Contemporary GPUs allow concurrent execution of small computational kernels in order to prevent idling of GPU resources. Despite the potential concurrency between independent kernels, the order in which kernels are issued to the GPU will significantly influence the application performance. A technique for deriving suitable kernel launch orders is therefore presented, with the aim of reducing the total execution time. Experimental results indicate that the proposed method yields solutions that are well above the 90 percentile mark in the design space of all possible permutations of the kernel launch sequences.

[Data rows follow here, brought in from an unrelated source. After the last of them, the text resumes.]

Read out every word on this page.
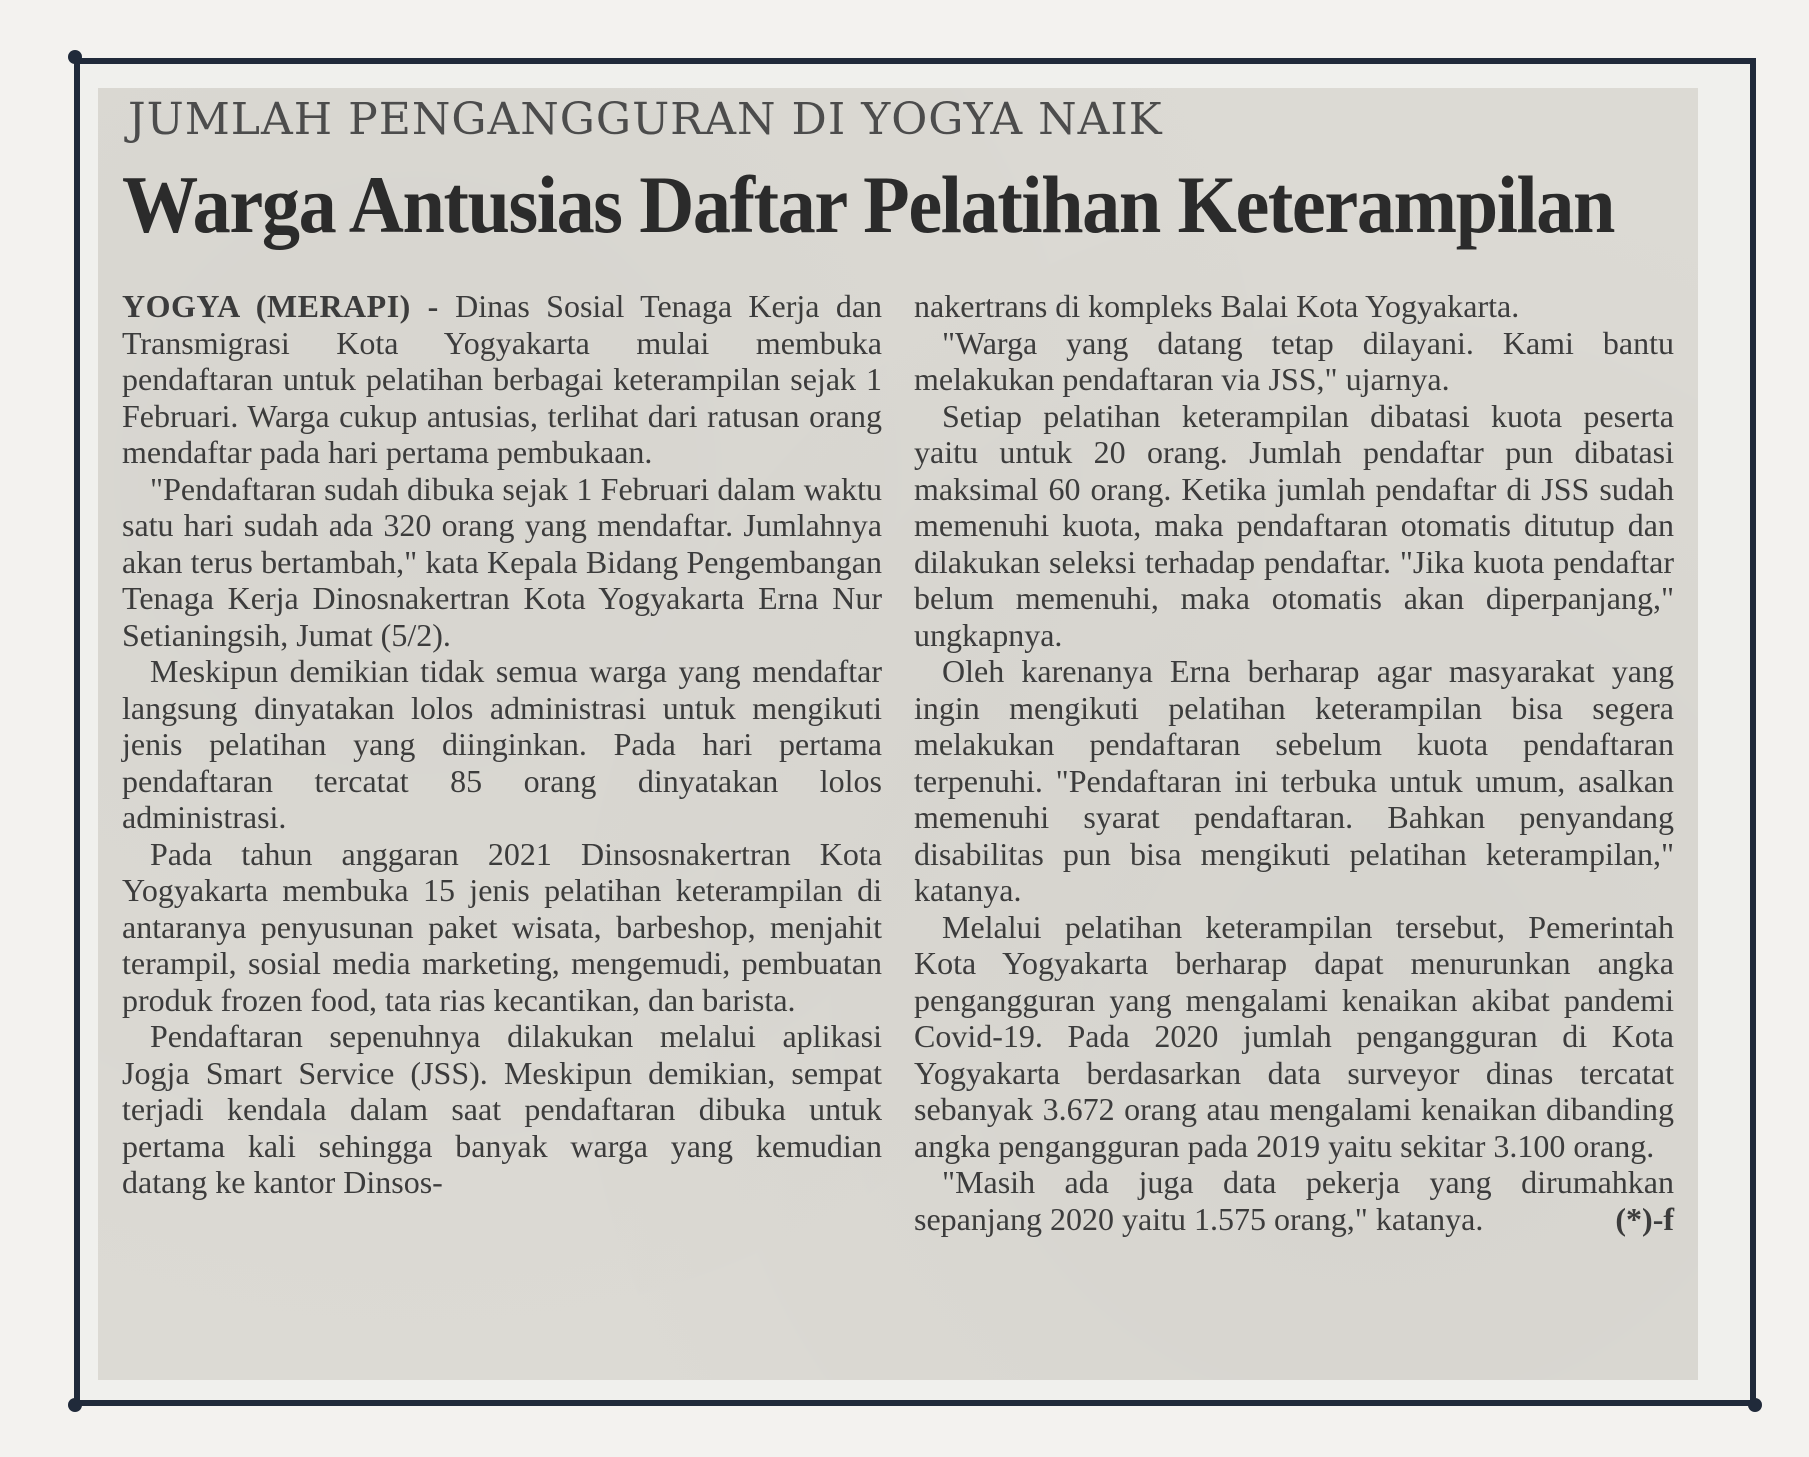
JUMLAH PENGANGGURAN DI YOGYA NAIK
Warga Antusias Daftar Pelatihan Keterampilan

YOGYA (MERAPI) - Dinas Sosial Tenaga Kerja dan Transmigrasi Kota Yogyakarta mulai membuka pendaftaran untuk pelatihan berbagai keterampilan sejak 1 Februari. Warga cukup antusias, terlihat dari ratusan orang mendaftar pada hari pertama pembukaan.

"Pendaftaran sudah dibuka sejak 1 Februari dalam waktu satu hari sudah ada 320 orang yang mendaftar. Jumlahnya akan terus bertambah," kata Kepala Bidang Pengembangan Tenaga Kerja Dinosnakertran Kota Yogyakarta Erna Nur Setianingsih, Jumat (5/2).

Meskipun demikian tidak semua warga yang mendaftar langsung dinyatakan lolos administrasi untuk mengikuti jenis pelatihan yang diinginkan. Pada hari pertama pendaftaran tercatat 85 orang dinyatakan lolos administrasi.

Pada tahun anggaran 2021 Dinsosnakertran Kota Yogyakarta membuka 15 jenis pelatihan keterampilan di antaranya penyusunan paket wisata, barbeshop, menjahit terampil, sosial media marketing, mengemudi, pembuatan produk frozen food, tata rias kecantikan, dan barista.

Pendaftaran sepenuhnya dilakukan melalui aplikasi Jogja Smart Service (JSS). Meskipun demikian, sempat terjadi kendala dalam saat pendaftaran dibuka untuk pertama kali sehingga banyak warga yang kemudian datang ke kantor Dinsos-

nakertrans di kompleks Balai Kota Yogyakarta.

"Warga yang datang tetap dilayani. Kami bantu melakukan pendaftaran via JSS," ujarnya.

Setiap pelatihan keterampilan dibatasi kuota peserta yaitu untuk 20 orang. Jumlah pendaftar pun dibatasi maksimal 60 orang. Ketika jumlah pendaftar di JSS sudah memenuhi kuota, maka pendaftaran otomatis ditutup dan dilakukan seleksi terhadap pendaftar. "Jika kuota pendaftar belum memenuhi, maka otomatis akan diperpanjang," ungkapnya.

Oleh karenanya Erna berharap agar masyarakat yang ingin mengikuti pelatihan keterampilan bisa segera melakukan pendaftaran sebelum kuota pendaftaran terpenuhi. "Pendaftaran ini terbuka untuk umum, asalkan memenuhi syarat pendaftaran. Bahkan penyandang disabilitas pun bisa mengikuti pelatihan keterampilan," katanya.

Melalui pelatihan keterampilan tersebut, Pemerintah Kota Yogyakarta berharap dapat menurunkan angka pengangguran yang mengalami kenaikan akibat pandemi Covid-19. Pada 2020 jumlah pengangguran di Kota Yogyakarta berdasarkan data surveyor dinas tercatat sebanyak 3.672 orang atau mengalami kenaikan dibanding angka pengangguran pada 2019 yaitu sekitar 3.100 orang.

"Masih ada juga data pekerja yang dirumahkan sepanjang 2020 yaitu 1.575 orang," katanya.	(*)-f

Introduction: Graphics processing units (GPU) have experienced widespread adoption in the scientific computing community as application accelerators. Programmers encapsulate parts of their application as compute kernels for execution on the GPU co-processor, by using language extensions such as NVIDIA's CUDA [9] . Frequently, these compute kernels cannot completely utilize the GPU resources. Vendors have therefore introduced features of concurrent execution of kernels, thereby enabling increased resource utilization and an overall reduction in the GPU execution time. For NVIDIA GPUs, concurrency is achieved by queueing independent kernels into separate CUDA streams. When a limited number of streams are deployed, it is a well-known fact that the practically achieved parallelism is affected by the order in which kernels are enqueued into their respective streams, due to false dependencies arising from hardware and software limitations [11] . To avoid these false dependencies, users can dedicate one stream for every kernel, as long as the kernels are independent. However, researchers have overlooked the fact that even in this case, the order in which the streams are initiated can significantly influence the concurrency and thus the total execution time. For instance, a recent study [7] reported that the effect of kernel launch order on the total execution time is insignificant; however, their conclusion was erroneous because it was based on identical kernels differing only in the number of thread blocks within each experiment. As we shall see shortly, ordering does not matter for that case. Only very recently, Pai et al [10] identified this issue of "non-commutative concurrency" for GPUs; nevertheless, their solution follows a different approach through source to source transformation of kernels into elastic versions, whereas we propose the reordering of kernel launch orders without any kernel modification. Li et al [5, 6, 2] also proposed several power/energy/performance-aware scheduding techniques for concurrent GPU kernel executions. The work was primarily to support efficient GPU sharing [1, 3, 4] by improving the overall GPU resource utilization through efficient kernel scheduling algorithms.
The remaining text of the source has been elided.